While these profit figures show that the sciences clearly have enough money available to support publishing, the humanities are a different story. Many publishers in that area, such as university presses, are barely getting by, much like today’s newspaper publishers. So the large science, technology, and medicine publishers are outliers. Some, such as Elsevier, are still as fat as ever, suggesting that moves toward open access can go a lot further without endangering the provision of publishing services.
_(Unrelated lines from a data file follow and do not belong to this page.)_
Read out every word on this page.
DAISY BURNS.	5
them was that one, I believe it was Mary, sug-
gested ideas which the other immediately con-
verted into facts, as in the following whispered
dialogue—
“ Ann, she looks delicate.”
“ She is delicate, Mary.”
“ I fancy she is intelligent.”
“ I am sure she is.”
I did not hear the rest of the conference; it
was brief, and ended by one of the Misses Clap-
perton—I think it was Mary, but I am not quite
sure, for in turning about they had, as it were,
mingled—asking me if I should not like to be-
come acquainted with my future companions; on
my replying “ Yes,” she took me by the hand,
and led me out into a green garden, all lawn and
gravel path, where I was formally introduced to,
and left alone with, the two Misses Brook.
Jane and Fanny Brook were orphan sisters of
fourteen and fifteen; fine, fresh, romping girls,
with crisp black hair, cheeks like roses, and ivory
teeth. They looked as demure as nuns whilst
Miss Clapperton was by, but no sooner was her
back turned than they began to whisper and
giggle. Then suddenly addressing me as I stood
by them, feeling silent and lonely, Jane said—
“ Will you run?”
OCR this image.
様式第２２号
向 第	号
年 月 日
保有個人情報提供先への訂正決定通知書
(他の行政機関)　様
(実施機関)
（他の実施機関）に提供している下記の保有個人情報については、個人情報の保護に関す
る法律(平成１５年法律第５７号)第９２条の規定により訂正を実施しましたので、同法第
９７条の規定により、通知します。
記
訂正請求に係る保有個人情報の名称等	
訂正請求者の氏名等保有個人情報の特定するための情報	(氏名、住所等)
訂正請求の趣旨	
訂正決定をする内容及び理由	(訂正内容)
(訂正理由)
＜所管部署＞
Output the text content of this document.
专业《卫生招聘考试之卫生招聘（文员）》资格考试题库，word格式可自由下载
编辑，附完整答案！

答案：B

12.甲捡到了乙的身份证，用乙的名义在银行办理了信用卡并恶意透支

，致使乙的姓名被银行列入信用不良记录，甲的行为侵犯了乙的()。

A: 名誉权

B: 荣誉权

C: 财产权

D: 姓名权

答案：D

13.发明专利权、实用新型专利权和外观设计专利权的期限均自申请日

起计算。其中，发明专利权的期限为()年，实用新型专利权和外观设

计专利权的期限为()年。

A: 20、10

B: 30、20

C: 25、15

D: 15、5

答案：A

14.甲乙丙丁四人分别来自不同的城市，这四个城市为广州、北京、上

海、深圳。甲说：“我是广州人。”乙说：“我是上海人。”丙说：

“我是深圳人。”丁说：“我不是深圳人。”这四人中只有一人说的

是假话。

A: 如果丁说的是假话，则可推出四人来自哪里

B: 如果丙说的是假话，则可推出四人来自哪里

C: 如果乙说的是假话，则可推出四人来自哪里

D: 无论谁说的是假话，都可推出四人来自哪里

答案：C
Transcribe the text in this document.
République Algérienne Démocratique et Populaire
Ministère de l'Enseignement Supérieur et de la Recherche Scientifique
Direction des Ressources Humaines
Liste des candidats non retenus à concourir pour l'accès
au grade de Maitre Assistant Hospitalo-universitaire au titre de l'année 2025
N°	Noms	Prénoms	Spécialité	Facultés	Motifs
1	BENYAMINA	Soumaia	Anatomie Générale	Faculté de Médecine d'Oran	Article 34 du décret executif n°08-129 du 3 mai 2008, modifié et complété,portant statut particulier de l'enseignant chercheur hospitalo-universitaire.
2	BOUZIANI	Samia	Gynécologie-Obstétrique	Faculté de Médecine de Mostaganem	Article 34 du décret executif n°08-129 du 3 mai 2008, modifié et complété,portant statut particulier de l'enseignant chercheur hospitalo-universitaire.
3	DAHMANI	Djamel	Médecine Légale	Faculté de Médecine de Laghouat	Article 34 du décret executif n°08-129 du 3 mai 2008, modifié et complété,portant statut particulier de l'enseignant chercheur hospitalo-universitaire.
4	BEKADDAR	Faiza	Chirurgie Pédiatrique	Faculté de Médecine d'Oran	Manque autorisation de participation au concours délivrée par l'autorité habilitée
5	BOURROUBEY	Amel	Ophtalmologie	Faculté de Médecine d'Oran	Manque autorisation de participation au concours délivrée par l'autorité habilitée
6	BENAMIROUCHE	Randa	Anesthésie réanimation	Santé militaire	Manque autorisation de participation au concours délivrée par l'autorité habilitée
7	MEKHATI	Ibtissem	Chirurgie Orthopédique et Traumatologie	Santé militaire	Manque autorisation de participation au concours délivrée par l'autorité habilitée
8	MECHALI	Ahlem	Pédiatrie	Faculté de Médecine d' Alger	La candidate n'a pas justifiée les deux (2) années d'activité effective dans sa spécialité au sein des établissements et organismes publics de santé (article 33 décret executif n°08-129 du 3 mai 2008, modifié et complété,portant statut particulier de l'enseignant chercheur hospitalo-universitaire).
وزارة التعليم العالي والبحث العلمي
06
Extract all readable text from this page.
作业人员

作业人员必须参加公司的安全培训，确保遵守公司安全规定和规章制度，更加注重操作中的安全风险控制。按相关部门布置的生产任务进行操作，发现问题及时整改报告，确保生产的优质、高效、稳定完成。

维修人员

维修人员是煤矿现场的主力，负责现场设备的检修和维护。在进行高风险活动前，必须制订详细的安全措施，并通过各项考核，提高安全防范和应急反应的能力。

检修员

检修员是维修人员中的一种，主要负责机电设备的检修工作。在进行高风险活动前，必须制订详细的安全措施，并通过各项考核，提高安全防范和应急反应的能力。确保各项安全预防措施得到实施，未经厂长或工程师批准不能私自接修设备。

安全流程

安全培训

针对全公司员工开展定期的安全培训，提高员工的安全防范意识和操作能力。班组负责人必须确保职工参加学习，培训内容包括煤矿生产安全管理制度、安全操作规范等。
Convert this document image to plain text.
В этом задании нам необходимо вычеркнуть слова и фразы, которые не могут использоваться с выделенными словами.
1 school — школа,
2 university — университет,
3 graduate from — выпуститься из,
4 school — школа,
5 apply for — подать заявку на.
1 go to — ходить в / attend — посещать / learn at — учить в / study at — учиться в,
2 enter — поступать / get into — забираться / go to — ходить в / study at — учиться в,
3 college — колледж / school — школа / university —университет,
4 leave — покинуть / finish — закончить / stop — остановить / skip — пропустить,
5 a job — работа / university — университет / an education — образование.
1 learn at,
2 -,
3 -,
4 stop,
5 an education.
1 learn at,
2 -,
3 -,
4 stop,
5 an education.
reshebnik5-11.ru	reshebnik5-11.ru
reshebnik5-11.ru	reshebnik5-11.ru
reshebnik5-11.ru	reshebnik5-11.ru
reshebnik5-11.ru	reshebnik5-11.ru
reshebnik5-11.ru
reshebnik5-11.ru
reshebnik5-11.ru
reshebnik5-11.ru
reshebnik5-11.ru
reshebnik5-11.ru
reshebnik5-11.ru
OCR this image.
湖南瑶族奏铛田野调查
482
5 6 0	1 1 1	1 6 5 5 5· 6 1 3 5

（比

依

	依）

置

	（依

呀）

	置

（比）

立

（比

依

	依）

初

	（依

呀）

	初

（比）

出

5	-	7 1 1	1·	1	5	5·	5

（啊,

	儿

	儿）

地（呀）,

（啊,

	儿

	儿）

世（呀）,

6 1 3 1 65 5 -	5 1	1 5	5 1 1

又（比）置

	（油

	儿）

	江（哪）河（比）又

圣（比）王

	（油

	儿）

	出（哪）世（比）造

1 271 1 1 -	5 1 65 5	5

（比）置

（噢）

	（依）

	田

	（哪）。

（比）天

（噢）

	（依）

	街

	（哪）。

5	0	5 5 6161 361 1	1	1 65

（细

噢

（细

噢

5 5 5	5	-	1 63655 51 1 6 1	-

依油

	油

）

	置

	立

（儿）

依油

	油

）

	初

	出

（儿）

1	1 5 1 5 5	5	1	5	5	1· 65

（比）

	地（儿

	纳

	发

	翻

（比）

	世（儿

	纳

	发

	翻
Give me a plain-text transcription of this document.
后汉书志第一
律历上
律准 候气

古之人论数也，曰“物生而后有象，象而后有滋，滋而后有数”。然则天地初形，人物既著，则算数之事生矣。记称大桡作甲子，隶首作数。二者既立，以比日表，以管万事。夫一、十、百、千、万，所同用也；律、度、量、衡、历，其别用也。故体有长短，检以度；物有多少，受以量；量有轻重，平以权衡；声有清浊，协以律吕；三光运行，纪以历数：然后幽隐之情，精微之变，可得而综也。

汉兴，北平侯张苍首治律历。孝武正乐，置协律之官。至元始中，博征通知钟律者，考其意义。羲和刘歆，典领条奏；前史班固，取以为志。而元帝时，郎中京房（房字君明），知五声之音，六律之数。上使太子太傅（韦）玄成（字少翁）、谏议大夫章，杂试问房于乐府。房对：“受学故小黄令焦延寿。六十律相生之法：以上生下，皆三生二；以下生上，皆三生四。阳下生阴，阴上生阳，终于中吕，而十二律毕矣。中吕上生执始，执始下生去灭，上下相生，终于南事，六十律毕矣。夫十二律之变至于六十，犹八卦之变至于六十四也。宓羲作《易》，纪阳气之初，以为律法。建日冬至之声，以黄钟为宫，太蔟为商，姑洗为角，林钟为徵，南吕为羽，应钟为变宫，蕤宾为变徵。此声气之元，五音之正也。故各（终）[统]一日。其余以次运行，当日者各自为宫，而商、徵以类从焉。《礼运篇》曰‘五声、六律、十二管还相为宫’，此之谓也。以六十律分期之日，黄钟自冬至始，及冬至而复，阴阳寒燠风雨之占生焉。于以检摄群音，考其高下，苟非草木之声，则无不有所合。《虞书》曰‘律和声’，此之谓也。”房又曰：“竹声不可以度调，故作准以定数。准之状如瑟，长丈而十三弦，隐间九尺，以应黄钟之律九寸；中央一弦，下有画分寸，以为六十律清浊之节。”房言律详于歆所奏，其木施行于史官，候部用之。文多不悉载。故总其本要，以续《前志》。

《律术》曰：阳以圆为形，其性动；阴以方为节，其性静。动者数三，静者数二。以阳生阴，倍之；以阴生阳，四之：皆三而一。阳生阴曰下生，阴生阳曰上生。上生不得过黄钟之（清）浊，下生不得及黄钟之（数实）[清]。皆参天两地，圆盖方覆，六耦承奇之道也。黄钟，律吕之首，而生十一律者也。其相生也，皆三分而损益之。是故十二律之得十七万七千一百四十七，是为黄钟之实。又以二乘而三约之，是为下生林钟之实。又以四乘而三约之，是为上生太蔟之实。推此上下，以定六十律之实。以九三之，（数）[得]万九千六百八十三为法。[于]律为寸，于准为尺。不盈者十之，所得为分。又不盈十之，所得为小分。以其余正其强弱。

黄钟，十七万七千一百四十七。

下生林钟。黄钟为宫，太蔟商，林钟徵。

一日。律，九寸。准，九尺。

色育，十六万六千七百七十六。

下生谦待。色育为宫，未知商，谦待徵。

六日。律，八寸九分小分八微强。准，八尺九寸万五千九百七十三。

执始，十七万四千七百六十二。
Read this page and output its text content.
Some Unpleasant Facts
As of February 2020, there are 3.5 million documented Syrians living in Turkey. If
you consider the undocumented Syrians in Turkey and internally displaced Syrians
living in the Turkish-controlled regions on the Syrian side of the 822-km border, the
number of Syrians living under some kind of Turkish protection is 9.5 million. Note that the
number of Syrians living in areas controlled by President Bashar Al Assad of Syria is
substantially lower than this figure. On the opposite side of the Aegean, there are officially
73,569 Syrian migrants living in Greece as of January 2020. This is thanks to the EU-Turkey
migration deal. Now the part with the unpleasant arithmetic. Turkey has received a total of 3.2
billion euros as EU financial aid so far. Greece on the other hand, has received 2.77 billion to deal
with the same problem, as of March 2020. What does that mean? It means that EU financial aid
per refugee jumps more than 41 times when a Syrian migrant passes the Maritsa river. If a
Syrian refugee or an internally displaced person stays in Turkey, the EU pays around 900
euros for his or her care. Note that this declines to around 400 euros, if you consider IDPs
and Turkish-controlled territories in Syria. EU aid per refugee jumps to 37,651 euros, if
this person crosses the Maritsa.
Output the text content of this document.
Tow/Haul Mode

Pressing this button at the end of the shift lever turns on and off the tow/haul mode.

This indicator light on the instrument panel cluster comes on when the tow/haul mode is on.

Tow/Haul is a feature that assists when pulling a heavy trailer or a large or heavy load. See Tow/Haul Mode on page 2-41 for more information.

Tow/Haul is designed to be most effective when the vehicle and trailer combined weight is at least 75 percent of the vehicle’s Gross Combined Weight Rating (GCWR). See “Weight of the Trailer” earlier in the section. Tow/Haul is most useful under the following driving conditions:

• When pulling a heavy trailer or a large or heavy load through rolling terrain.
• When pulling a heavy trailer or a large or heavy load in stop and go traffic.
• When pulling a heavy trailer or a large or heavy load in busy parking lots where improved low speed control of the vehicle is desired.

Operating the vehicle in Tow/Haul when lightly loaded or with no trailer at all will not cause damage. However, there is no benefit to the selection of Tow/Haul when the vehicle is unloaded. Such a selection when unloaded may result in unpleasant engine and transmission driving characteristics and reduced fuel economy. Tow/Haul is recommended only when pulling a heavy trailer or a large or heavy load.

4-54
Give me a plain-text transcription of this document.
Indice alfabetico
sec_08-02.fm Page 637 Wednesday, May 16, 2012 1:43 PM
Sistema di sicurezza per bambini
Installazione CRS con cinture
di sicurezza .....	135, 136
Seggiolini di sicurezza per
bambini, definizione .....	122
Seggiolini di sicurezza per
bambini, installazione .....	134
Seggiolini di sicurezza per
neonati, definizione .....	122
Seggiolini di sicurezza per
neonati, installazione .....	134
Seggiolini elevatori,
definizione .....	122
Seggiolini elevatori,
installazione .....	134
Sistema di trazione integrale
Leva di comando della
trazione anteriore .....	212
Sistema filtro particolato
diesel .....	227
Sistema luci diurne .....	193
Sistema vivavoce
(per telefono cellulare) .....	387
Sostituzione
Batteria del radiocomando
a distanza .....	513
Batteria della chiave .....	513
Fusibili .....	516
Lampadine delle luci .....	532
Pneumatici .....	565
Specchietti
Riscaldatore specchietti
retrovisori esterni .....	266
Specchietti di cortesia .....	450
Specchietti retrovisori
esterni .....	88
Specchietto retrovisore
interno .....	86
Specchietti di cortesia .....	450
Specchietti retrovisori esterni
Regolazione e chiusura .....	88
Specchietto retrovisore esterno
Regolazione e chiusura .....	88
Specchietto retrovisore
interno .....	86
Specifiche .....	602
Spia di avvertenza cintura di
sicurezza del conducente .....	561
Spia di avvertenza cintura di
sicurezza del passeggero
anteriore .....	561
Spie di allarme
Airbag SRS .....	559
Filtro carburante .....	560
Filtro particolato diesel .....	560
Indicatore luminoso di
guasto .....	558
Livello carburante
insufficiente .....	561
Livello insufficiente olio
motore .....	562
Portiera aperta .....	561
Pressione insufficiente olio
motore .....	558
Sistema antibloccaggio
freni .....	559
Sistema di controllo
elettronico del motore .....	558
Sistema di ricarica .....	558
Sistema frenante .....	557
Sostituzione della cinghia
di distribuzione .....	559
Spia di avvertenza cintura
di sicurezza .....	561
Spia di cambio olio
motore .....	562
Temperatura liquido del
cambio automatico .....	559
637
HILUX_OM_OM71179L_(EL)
Disclosure: I am an editor for the open-access Registered Replication Reports, a type of article that appears in Perspectives on Psychological Science, a journal published by Sage for the Association for Psychological Science. Sage is a private company that is not required to report its financials. I wasn’t able to find profit figures for them.

Four Reasons to Oppose the Use of Elsevier’s Services for the Medical Journal of Australia

Elsevier has a history of unethical behaviour:
  1. Elsevier created fake medical journals to promote Merck products.
  2. Elsevier sponsored arms fairs for the international sale of weapons.
  3. Elsevier sponsored a bill that would have eliminated the NIH mandate that medical research be make freely available within 12 months of publication.
  4. Elsevier requires university and medical libraries to sign agreements that prevent them from reporting the exorbitant prices the libraries pay to subscribe to Elsevier’s journals.
Thanks to such practices, Elsevier makes an outrageous level of profit, 36% of revenue- higher than BMW and higher than the mining giant Rio TintoprofitChart. While researchers and research funders are attempting to transition medical and science publishing to an open access model, Elsevier seeks to hinder this transition. It is their corporate mandate to preserve the high level of profits they make by charging subscription fees for the articles that describe taxpayer-funded research.

 


Researchers ought to be using other providers, not channeling more money into Elsevier.